Discover more from Songs of Forgiveness
April 23/Third Quarter Moon
Updates on my Travels
I am at my Dad’s house in Gig Harbor, Washington. Writing under the overhang on the back patio. The ground in front of me is wet with rain, and it is no longer raining. What is this wonderful smell? The trees, the moisture, like forest, but a bit floral. Minnesota does not smell like this. And the birds are singing. But they sing in Minnesota too. Thursday quarter moon came and went early this morning and we are now in the phase of the waning crescent. The air is chilly and brisk and it is what I need right now.
I made my alternate plans and am here with my Dad as he struggles to breathe and Linda, his life partner, struggles to find ways to make him more comfortable.

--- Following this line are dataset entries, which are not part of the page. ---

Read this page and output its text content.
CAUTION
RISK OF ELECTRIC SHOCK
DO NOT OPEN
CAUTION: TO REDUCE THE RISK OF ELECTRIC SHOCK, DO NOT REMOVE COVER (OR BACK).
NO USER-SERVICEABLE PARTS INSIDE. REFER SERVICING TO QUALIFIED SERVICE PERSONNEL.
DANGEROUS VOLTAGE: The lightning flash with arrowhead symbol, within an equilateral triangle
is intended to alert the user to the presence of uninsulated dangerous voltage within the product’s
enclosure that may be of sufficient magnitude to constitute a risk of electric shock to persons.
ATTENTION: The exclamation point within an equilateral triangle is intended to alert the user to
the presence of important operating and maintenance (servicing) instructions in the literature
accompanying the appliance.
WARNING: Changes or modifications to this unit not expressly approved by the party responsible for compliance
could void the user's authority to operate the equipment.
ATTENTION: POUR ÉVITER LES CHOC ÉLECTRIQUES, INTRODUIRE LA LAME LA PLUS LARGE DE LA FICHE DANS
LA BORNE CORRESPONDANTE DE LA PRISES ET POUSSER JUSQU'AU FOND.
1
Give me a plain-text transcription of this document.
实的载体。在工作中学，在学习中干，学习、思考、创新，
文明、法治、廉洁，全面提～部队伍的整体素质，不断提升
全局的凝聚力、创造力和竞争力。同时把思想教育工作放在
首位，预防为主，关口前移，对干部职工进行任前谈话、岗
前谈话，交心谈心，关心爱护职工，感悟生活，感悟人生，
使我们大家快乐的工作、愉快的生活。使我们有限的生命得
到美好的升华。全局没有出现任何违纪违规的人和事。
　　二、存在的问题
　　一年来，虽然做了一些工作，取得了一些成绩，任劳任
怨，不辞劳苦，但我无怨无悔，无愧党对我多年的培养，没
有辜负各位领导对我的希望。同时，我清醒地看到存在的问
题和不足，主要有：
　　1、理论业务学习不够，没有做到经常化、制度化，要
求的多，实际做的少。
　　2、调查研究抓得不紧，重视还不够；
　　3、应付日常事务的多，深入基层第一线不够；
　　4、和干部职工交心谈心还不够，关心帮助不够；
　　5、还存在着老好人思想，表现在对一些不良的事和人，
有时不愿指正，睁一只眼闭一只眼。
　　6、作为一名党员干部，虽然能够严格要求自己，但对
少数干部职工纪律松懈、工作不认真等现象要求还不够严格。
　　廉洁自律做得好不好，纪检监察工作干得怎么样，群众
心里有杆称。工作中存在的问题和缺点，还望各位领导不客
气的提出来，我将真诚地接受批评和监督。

Becka is here too.
Words are powerful things and finding words for what is going on is challenging especially as words are so integral to creation of meaning. Instead of heading east to the fatherland with my father, I have gone west to where my father’s path will end.
The trajectory of the Corps of Discovery ended here too. These lands of plenty that supported so many tribes and animals. The Corps of Discovey did not encounter any white man here although the First People they encountered said they were bound to run into some. These tribes had known white man well before those in the middle of the continent because the ocean brought the intrepid. As far as I could surmise from my listening to the stories that the Corps of Discovery tell of themselves, the tribes were having none of these white men without taking some for themselves. Meriwether Lewis returned east from the long expedition abject and eventually committed suicide. That part of Lewis and Clark is rarely told.
But I digress. Becka and I have traveled by airplane to visit my father ever since he followed his mom, Grandma Bernice, and brother, Uncle Chuck, out here in 1979. Mom would hustle us off on one end and Dad would scoop us up on the other. We’d leave the land of patchwork farmland and manicured lawns and travel to the land of tangled hedgerows where the mountains meet the sea. Everything was orderly in Minnesota and Washington was rich with reunion.
This visit has the richness of reunion and the melancholy of goodbye. We don’t know if this is the last time we will be together but it seems likely. Certainly it is the last time we will be together in this way. Because Dad’s breathing is labored and moving about the house is nearly impossible. Is this an existence to continue?
When I have looked at my Dad’s family, his mother and brothers, where he has come from and the creeping vine the path of his life has taken, I see nature. The way a boy is born close to the ground in a little shack outside a little town in the breadbasket of America. Shaped by the way his particular learning style collides with the prescribed systemic cultural indoctrination. Privileged with the guidance that allowed him to take advantage of the American opportunities. Going into the Navy, where he doesn’t even know it but he participates in the Vietnam War, returning to study at Mankato State on the GI Bill. He studies computer science, working in a room filled wall to wall with a massive computer and ticker tape readouts. He introduces me to my first computer game at 9 on the kitchen table in the house he shares with his brother. A big gray box with a tiny screen and the green paragraphs describe that the scene in front of you. Make a choice. It is s writer’s computer game. But I digress.
He took me camping. He took me on road trips. He took me to National Parks and Kalaloch and made me feel like I could figure out how to do anything by myself. How to hike and travel a long distance on my own and make my food from scratch and anything else. How to stay out in the woods. That I don’t need much but a mat to sleep on and shelter over my head. From him I learned of geodesic domes and Buckminster Fuller. That with enough ingenuity you could lift your own house from the foundation to provide headroom for your shipbuilder’s workshop and how to make a joke from a weird word like gibbous.
When the new moon comes round again in a week, I will be in a new place far from here. I will be with my son who reminds me so much of my father with his mathematical and artistic interests, his quiet strength, and his way of seeing the world through many directions.
Thanks to so many of you who reached out to me after the last post, I have appreciated each and every message and it has been such a journey to get to this place and time, so sorry if I haven’t got back to you. It means a lot to have your care and concern. More soon.